I think that's my biggest thing; as much as Trek was a part of my formative years with science fiction there was the next stage of moving past to something more creative. Owing partially to friends and theater experience, perhaps, but I never saw the need to keep Trek going.
The things I love about Trek still exist, both I'm the old and the new, but there is more to life than just trying to reclaim the "glory days" because no Trek fan could agree on the best TV show, much less what makes Trek good.
I liked Voyager in the first three seasons, not only because of Kes but because it had a good premise and likeable characters, not to mention that it was an ensemble show, not only focused on two-three characters as it was in later seasons.
I still love Star Trek as a concept but I have find it hard to like series like ENT, DSC and PIC and the NuTrek movies. They simple don't "have it".
I have this special feeling or sensivity when it comes to series and movies. If I don't like the characters, stories and scenario, then I'm not interested.
When it comes to series like VOY, NCIS and CSI New York, I took an immediate liking to all the characters already in the first episode.
The process was somewhat slower in TNG and DS9 and some other series as well when it came to the characters but there was something in those series which had what I wanted already from the start so I continued to watch them.
The opposite with series like ENT, DSC, Stargate Universe and NCIS Hawaii who I found uninteresting already from the start with bland, boring characters and thin stories and therefore stopped watching after 3, 4 or 5 episodes.
The only exception from that is Stargate Universe which I quit watching after four episodes but then started to watch again because it become a sick joke between me and a person I worked together with at that time who admitted that he had fell asleep twice while watching Stargate Universe!

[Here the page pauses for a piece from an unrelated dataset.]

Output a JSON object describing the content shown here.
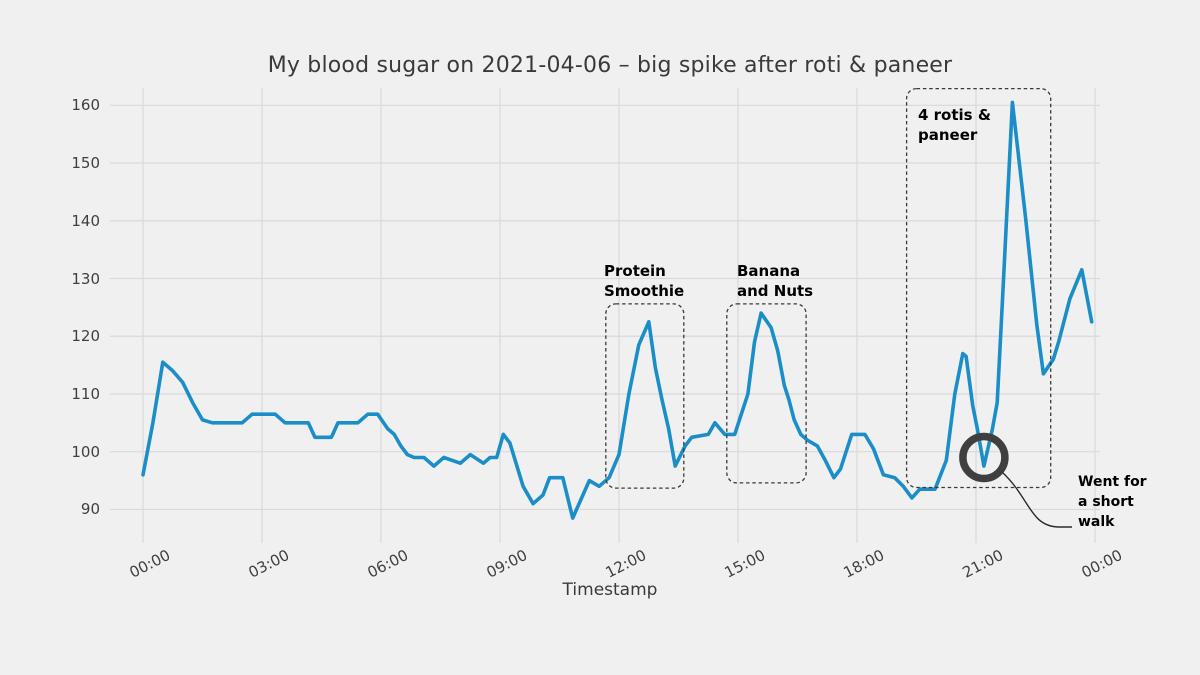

I tried hard to like PIC, I really tried but finally I just gave up after a season or so.
You can't kill Star Trek, it comes from hell.
No, it doesn't.
I won't go so far to state that Star Trek is a gift from God. But it is a good concept with good characters, good stories and a positive look on the future for humanity. Well, at least it used to have that.
If you want to see something which could be regarded as "hellish", then watch Stargate Universe, a movie like Greenland or any other depressing, pessimistic series made in the 2010s or 2020s.